In the absence of oxygen, methane may have been the most abundant greenhouse gas in Earth’s atmosphere, reaching a stable balance between a greenhouse and anti-greenhouse until oxygen producing single-celled organisms burst upon the scene, according to Penn State researchers.
“Today, methanogenic bacteria grow in anaerobic environments such as the intestines of ruminants and the waterlogged soils underlying rice paddies,” says Dr. James F. Kasting, professor of geosciences and meteorology. “In the Archean, 2.5 billion years ago, this type of bacteria could live anywhere because there was little free oxygen in the atmosphere.”
Estimates suggest that there were 1,000 parts per million methane in the Archean atmosphere or one tenth of one percent of the atmosphere was methane then. Today, the atmosphere has about 1.6 parts per million of methane because in the presence of oxygen, methane rapidly reacts.
“We have every reason to believe that methanogenic bacteria were around in the Archean,” Kasting told attendee at the fall meeting of the American Geophysical Union today (Dec. 6) in San Francisco. “They look evolutionarily ancient.”
Some type of greenhouse gas was needed to warm the Earth enough so that water would not freeze. This is especially true since the Sun was much cooler then than it is now. The Faint Young Sun Paradox was originally solved by suggesting that carbon dioxide was the greenhouse gas warming the Earth in the Archaean, but studies of paleosols, ancient soil surfaces and theoretical studies of how carbon dioxide is sequestered in the solid Earth, suggest that carbon dioxide levels were actually low 2.5 billion years ago.
Greenhouse gases can warm the Earth because they let sunlight through the atmosphere, but they retard the flow of outgoing infrared (heat) radiation. By doing so, they warm the globe.
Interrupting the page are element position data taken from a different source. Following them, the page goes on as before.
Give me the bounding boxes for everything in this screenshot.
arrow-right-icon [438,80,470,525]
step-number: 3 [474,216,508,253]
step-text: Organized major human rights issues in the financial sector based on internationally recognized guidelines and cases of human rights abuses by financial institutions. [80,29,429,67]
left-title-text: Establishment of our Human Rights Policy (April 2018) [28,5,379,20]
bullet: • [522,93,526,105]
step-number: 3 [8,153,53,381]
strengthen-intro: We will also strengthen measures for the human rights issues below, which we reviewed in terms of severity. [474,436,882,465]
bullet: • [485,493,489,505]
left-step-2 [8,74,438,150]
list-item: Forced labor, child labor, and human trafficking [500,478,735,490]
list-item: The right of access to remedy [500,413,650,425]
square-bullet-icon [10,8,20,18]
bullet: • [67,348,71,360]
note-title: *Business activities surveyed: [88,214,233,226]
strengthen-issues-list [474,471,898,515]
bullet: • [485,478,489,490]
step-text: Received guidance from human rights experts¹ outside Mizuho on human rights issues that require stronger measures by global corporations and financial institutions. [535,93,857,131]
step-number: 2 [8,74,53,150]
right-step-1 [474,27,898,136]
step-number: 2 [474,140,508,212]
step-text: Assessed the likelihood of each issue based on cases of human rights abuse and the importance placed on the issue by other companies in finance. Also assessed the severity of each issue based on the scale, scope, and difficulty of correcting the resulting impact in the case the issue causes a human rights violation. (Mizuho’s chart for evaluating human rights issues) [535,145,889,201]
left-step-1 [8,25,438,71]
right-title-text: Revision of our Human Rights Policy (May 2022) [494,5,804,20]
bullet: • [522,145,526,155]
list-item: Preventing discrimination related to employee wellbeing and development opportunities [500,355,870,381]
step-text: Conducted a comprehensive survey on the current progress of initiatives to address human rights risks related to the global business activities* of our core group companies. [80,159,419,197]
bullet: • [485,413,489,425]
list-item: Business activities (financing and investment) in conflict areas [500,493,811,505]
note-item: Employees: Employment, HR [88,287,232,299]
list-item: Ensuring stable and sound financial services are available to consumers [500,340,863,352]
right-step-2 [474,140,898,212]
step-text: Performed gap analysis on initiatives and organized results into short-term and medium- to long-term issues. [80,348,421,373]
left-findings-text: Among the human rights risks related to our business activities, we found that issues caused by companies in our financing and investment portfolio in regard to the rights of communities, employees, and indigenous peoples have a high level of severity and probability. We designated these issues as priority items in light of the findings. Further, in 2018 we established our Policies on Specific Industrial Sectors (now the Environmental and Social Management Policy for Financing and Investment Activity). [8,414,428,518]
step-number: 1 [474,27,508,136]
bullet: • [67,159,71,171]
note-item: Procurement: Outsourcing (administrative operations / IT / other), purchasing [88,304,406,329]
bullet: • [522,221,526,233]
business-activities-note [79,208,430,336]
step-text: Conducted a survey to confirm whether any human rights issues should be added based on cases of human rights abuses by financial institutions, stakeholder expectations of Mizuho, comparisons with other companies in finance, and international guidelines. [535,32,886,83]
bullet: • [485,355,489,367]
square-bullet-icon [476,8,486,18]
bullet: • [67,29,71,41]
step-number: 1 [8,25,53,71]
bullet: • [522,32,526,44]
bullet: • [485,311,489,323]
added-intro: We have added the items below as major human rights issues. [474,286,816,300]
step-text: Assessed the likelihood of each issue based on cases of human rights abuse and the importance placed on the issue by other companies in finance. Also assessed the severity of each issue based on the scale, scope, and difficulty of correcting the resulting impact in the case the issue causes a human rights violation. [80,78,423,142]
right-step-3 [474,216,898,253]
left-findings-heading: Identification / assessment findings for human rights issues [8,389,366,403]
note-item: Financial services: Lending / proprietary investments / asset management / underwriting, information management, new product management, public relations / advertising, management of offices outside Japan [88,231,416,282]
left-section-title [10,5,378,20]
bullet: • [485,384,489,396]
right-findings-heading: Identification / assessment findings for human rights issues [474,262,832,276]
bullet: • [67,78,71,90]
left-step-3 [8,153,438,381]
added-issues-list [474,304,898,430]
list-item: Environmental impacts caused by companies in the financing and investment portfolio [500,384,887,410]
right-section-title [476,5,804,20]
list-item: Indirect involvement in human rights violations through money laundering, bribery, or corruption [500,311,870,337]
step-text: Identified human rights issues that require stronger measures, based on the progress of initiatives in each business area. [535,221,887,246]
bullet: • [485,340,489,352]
Most methanogenic bacteria are thermophilic, liking a warm environment. When methane first began to build up in the atmosphere and the Earth warmed, these bacteria happily grew and produced more methane. The warmer it got, the happier the hyperthermophilic methanogens became, creating a positive feedback loop where warmer temperatures meant more methane and consequently still warmer temperatures. Warmer temperature also causes carbon dioxide concentrations to decrease because they speed up the rate at which it reacts with surface rocks. Eventually the atmosphere should have contained as much methane as carbon dioxide. When this point was reached, sunlight began to polymerize the methane, forming small hydrocarbon particles.
According to Kasting and Dr. A. A. Pavlov, a recent Penn State Ph.D. graduate currently at the University of Colorado, the Earth would have had a thin layer of hydrocarbon smog surrounding it the way Titan, Saturn’s moon, does today. As the smog built up, less sunlight would enter the atmosphere and the Earth would cool slightly under these anti-greenhouse conditions. As the Earth cooled, methane production would drop and the smog layer would thin, allowing more sunlight in and warming the Earth. This negative feedback loop would create an optically thin hydrocarbon haze in the atmosphere, which mediated temperatures and lasted until oxygen produced by cyanobacteria began to accumulate in the atmosphere.
“We are trying to understood how the Earth’s climate worked during the first half of the planet’s history,” says Kasting, a member of Penn State’s NASA-sponsored Astrobiology Research Center. “We are also looking for ways to identify planets in other solar systems that might contain life.”
In about 15 years, NASA plans to build the Terrestrial Planet Finder, a probe to locate life on planets around other stars. If free oxygen is available in planetary atmospheres, it is likely that life exists, but the presence of methane or a thin hydrocarbon smog might also indicate a planet on which life was present.